All of this was easier in Chile, among other things, because of the absence of other organised crime groups or criminal competitors.
“Historically, our criminal groups have tended to evolve towards money laundering, but not towards controlling territory by force. Nor did they have great firepower. That is why they were easily subdued by foreign groups, such as the Tren de Aragua, and ended up ceding their spaces and submitting to them,” said Mercado Andaur, who admitted the presence of Colombian and other organisations.
Exporting crime
The mega-gang’s adaptability and broad criminal portfolio –some 20 crimes are attributed to it– also allowed it to establish itself in Chile with criminal activities that were not practised by other groups, such as sexual exploitation.
“Prostitution is legal here, but there was no pimp. They brought it here and now they control this crime in the country”, said the PDI official.
In addition to these factors, Chile has one of the strongest economies in Latin America, so “the economic stability of the country and the amount of money circulating were very attractive”, Mercado Andaur stresses.
That is why Larry Amauri Álvarez Nuñez, alias “Larry Changa”, one of the leaders and creators of the Tren de Aragua, chose Chile to establish himself and his family, according to PDI, Interpol and Colombian intelligence officials.

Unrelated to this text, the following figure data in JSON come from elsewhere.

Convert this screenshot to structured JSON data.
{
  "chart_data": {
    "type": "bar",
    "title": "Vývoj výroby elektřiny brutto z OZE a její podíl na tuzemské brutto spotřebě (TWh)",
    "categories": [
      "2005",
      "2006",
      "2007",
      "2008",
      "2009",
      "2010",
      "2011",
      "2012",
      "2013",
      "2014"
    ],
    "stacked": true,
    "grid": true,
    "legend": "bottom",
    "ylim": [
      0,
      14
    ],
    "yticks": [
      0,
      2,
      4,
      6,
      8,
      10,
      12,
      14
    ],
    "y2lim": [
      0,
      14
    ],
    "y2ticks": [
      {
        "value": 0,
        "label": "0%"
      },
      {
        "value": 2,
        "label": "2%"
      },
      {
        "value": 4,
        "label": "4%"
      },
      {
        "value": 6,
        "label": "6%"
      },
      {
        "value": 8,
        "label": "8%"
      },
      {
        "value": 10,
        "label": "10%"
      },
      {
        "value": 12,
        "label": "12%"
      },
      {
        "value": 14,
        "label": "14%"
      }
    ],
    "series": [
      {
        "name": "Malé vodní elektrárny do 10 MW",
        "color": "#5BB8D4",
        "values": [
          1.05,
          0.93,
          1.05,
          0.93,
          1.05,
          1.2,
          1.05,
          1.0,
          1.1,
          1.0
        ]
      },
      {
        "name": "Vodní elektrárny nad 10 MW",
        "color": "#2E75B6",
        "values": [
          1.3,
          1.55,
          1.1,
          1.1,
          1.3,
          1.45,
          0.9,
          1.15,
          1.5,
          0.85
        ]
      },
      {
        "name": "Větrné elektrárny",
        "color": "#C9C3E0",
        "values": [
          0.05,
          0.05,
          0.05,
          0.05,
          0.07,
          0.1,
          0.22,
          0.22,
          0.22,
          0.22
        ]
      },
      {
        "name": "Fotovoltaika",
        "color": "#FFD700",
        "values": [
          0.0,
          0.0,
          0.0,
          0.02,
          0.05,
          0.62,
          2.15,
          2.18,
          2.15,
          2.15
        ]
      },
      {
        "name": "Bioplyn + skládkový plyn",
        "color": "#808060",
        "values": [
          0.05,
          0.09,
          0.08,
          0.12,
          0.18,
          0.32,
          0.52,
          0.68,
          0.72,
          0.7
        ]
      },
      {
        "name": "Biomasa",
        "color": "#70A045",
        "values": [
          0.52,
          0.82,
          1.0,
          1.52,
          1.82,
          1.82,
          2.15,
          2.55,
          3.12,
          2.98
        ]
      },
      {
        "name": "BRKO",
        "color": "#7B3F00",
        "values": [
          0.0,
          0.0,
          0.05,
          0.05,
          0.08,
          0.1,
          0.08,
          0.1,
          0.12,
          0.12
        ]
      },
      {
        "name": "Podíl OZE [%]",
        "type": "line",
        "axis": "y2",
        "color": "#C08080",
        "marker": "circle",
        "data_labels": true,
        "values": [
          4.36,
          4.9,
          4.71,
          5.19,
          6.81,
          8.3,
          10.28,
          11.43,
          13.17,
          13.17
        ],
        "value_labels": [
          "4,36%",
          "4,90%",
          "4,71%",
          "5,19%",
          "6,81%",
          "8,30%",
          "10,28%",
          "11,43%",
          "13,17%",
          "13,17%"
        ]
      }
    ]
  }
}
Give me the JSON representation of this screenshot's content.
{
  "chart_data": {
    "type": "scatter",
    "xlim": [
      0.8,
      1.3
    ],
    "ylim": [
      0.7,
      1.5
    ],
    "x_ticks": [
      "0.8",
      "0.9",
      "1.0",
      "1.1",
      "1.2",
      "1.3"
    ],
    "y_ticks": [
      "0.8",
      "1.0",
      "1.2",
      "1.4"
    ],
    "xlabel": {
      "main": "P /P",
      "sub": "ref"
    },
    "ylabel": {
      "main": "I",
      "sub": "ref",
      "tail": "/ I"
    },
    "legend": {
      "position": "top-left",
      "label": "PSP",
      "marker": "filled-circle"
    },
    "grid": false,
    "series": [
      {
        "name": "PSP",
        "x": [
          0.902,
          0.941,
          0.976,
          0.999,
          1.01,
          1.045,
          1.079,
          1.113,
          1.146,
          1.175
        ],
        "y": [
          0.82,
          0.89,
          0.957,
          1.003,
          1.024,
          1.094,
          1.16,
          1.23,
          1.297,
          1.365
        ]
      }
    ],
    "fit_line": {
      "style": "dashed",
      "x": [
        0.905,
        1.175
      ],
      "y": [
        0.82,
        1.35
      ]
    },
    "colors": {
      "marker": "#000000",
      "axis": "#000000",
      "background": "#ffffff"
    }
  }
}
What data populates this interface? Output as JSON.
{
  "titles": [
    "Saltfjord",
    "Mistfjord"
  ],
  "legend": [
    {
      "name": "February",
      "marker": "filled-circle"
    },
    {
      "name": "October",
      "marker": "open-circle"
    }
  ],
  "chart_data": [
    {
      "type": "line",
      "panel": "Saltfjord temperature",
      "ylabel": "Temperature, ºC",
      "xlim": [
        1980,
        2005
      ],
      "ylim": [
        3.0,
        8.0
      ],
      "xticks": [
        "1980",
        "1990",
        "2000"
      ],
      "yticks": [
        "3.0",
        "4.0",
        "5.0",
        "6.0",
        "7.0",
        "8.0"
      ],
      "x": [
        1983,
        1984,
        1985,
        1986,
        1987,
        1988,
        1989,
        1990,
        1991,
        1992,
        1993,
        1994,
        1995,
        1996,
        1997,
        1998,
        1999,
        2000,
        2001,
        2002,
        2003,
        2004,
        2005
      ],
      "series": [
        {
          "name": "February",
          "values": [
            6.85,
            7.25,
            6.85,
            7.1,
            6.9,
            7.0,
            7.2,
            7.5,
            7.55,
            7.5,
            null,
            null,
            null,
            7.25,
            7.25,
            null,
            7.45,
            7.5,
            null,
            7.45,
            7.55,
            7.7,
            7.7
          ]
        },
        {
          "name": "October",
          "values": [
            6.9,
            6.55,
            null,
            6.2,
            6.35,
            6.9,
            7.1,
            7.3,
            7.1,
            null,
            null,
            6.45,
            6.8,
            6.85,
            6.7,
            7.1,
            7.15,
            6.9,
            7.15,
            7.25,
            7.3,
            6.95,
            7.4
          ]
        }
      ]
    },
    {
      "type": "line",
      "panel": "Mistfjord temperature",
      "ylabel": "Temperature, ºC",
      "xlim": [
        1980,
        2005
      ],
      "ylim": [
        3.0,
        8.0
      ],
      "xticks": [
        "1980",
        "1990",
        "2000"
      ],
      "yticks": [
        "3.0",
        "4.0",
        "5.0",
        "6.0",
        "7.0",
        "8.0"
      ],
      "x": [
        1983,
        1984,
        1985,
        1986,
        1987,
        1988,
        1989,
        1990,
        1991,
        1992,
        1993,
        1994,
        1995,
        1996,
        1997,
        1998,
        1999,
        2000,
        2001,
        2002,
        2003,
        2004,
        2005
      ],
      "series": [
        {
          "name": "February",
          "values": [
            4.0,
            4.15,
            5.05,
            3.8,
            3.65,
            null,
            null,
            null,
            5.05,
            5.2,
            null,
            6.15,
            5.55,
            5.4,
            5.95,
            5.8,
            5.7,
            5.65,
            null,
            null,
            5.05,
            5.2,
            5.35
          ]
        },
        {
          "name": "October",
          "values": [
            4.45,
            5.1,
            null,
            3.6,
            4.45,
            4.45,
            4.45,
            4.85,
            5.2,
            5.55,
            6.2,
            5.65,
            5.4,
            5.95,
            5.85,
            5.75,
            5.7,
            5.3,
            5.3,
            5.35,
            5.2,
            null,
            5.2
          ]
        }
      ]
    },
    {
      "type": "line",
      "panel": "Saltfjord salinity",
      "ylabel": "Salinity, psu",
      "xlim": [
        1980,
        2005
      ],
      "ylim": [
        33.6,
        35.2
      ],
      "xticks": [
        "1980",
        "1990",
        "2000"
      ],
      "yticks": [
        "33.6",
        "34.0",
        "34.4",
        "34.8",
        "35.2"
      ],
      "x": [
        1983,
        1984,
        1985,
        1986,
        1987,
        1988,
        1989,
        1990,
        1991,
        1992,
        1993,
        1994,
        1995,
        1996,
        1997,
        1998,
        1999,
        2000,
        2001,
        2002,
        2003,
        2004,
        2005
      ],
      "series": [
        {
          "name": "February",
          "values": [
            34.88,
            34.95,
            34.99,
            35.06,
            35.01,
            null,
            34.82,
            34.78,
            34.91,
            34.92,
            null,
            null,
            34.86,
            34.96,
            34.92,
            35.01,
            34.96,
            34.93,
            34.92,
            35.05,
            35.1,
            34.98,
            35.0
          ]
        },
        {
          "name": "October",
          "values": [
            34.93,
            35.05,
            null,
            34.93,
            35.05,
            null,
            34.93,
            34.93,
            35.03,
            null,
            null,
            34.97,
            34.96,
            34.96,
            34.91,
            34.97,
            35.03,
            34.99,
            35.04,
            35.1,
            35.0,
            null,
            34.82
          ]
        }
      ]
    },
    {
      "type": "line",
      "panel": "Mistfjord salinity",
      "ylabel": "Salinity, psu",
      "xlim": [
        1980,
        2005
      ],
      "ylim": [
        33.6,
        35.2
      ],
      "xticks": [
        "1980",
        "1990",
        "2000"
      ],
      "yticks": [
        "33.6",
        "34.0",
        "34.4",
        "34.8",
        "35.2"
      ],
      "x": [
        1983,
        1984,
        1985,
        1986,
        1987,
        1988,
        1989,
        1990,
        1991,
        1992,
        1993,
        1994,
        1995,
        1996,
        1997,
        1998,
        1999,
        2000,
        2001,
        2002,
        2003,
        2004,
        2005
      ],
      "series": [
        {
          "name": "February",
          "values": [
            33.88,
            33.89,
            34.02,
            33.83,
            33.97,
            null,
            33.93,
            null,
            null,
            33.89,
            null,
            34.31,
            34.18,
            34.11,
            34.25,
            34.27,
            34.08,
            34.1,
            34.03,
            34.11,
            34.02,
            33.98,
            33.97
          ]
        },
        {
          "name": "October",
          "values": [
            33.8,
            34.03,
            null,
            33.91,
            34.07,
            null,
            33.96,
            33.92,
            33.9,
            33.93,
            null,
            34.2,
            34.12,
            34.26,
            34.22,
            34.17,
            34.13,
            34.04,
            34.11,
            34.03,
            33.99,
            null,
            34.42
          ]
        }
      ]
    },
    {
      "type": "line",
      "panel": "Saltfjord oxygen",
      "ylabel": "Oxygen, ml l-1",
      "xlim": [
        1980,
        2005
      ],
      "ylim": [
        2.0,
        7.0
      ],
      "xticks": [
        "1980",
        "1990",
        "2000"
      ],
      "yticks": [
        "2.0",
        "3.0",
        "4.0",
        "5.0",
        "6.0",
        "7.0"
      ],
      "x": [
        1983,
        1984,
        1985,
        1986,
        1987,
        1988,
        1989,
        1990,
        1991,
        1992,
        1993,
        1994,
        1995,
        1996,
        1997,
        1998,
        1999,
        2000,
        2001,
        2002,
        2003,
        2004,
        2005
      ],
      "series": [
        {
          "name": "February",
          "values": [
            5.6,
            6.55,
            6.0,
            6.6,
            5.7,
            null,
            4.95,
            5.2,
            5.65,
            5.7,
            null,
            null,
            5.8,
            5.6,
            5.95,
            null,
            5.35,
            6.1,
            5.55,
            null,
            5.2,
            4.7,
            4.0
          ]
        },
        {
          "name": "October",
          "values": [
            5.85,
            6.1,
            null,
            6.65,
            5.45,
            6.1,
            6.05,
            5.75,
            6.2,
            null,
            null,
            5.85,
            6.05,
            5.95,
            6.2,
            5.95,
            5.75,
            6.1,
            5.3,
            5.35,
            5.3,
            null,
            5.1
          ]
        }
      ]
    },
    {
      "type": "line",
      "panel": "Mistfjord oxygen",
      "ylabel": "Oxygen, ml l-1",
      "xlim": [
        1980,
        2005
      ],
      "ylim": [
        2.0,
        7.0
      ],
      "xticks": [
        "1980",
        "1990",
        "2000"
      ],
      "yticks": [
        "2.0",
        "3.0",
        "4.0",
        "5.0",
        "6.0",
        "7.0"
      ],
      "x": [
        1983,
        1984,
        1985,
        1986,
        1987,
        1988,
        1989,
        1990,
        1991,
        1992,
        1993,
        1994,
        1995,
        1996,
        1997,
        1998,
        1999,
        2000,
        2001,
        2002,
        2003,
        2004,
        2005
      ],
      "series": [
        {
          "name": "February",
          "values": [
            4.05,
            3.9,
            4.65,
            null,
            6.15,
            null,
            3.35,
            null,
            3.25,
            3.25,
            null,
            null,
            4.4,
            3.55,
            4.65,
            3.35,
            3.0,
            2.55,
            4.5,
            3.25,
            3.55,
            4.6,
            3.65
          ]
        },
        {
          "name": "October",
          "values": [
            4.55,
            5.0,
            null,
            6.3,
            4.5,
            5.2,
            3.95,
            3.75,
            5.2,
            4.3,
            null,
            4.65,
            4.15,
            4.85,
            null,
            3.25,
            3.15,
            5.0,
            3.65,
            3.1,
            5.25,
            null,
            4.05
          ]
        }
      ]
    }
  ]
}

He arrived on a commercial flight from Caracas in 2018, ran a food shop in the Jockey Club, four blocks from La Moneda Palace, and also had several commercial establishments. He settled in Santiago and managed to set up a drug trafficking and money laundering operation for the organisation.
In 2022, when the first arrests of his colleagues took place, he fled and his whereabouts are unknown today.
In the hierarchy of the organisation, he has almost the same rank as Héctor Rusthenford Guerrero Flores, alias “Niño Guerrero”, top boss of the Tren, one of the most wanted men in Latin America.
“There are now 70 people from the organisation in prison,” said Mercado Andaur, who added that “the group began to fragment after the arrest of the leader (a.k.a. “Estrella”) and as a result of police action”.
“We don’t deny that they are still operating, but by being so exposed they have lost their protection networks. They have a small operation. However, we remain on high alert to prevent the cells” of the Tren de Aragua, Chile’s first major transnational organised crime group, from joining forces.